Verso una nuova generazione di bioplastiche

Grazie alla ricerca scientifica le bioplastiche, cioè le plastiche derivanti da materie prime rinnovabili e/o biodegradabili, stanno per arrivare alla terza generazione. E come ha affermato Anne Roulin, Global Head of Packaging and Design di Nestlé, stanno trovando concreta applicazione nella realizzazione degli imballaggi alimentari...

Nuovi materiali plastici sono studiati ed usati per la realizzazione degli imballaggi alimentari

MILANO - Il futuro nel campo degli imballaggi alimentari è nelle bioplastiche di terza generazione, plastiche composte da materie prime naturali di tipo non alimentare, come le alghe e la cellulosa. Il nuovo genere di plastiche ecosostenibili, come ha sostenuto la responsabile Mondiale del Packaging e Design di Nestlé Anne Roulin in un’intervista al FoodProductionDaily.com, sarà disponibile a partire dal 2015.

GENERAZIONI DI BIOPLATICHE - Nel corso degli anni i progressi scientifici hanno prodotto due generazioni di bioplastiche. Il primo materiale bioplastico, il PLA (Acido Polilattico) fu ricavato per la prima volta negli anni ‘50 dall’amido di mais, una risorsa biodegradabile, che non produce inquinanti durante il processo di combustione ma che, secondo la Roulin, avrebbe mostrato di non avere tutte le caratteristiche di applicazione al packaging necessarie.

PLASTICA “AGRICOLA” - In pochi anni, le tecnologie hanno imparato a sfruttare vari prodotti agricoli come patate, barbabietole e canna da zucchero, i cui amidi hanno dato vita a materiali dalle caratteristiche, in tutto e per tutto, simili alla plastica derivata dal petrolio, riutilizzabili più volte e ideali per la conservazione. Si stima che il consumo di bioplastiche di questo tipo stia crescendo ad un tasso del 24,9% all’anno e i consumi raggiungeranno le 884.000 tonnellate annue tra dieci anni.

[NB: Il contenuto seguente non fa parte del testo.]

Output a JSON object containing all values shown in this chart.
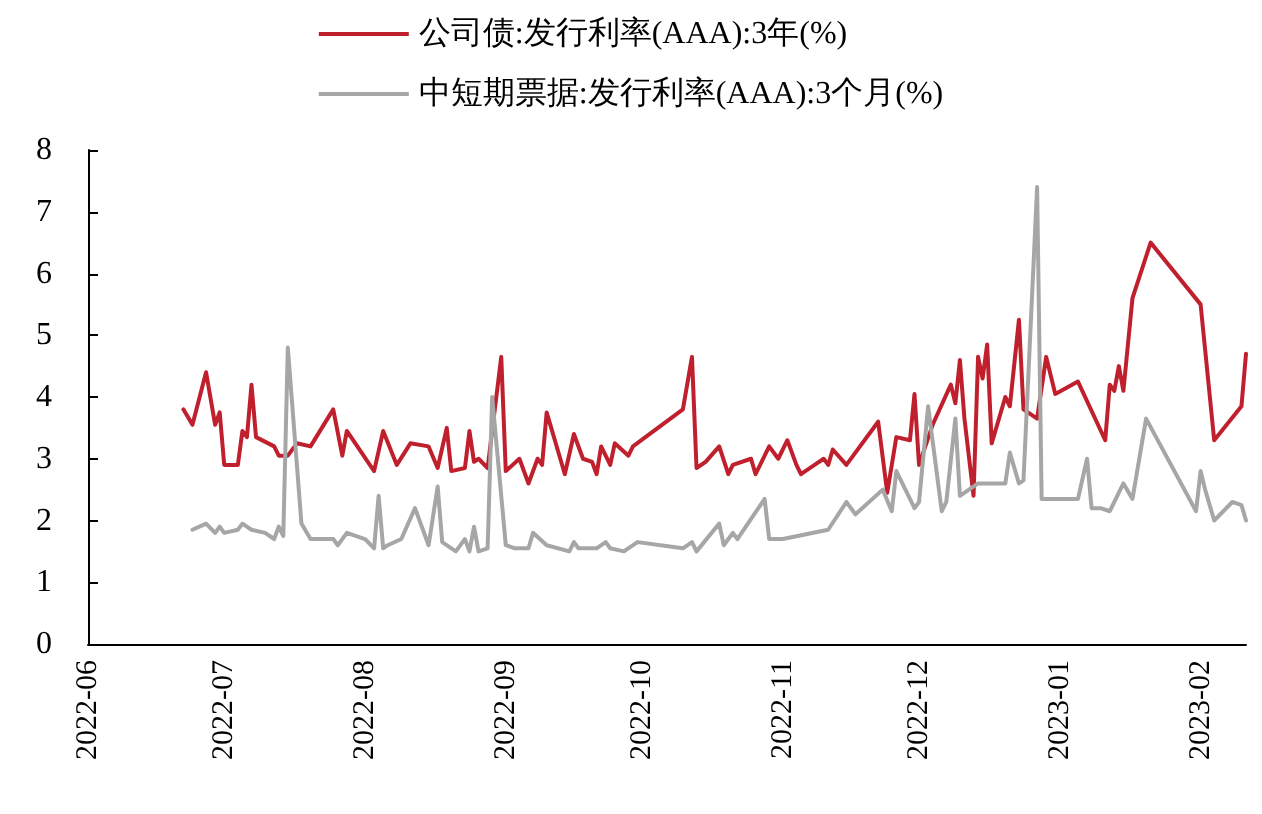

OBIETTIVI FUTUR I - Il futuro prossimo nel campo degli imballaggi alimentari non avrà più a che fare con i prodotti della buona cucina; l’obiettivo, infatti, è quello di ridurre i costi di produzione, tagliare ancora le emissioni di Co2 e non interferire con il mercato dei prodotti alimentari, preziosi soprattutto nei paesi in via di sviluppo.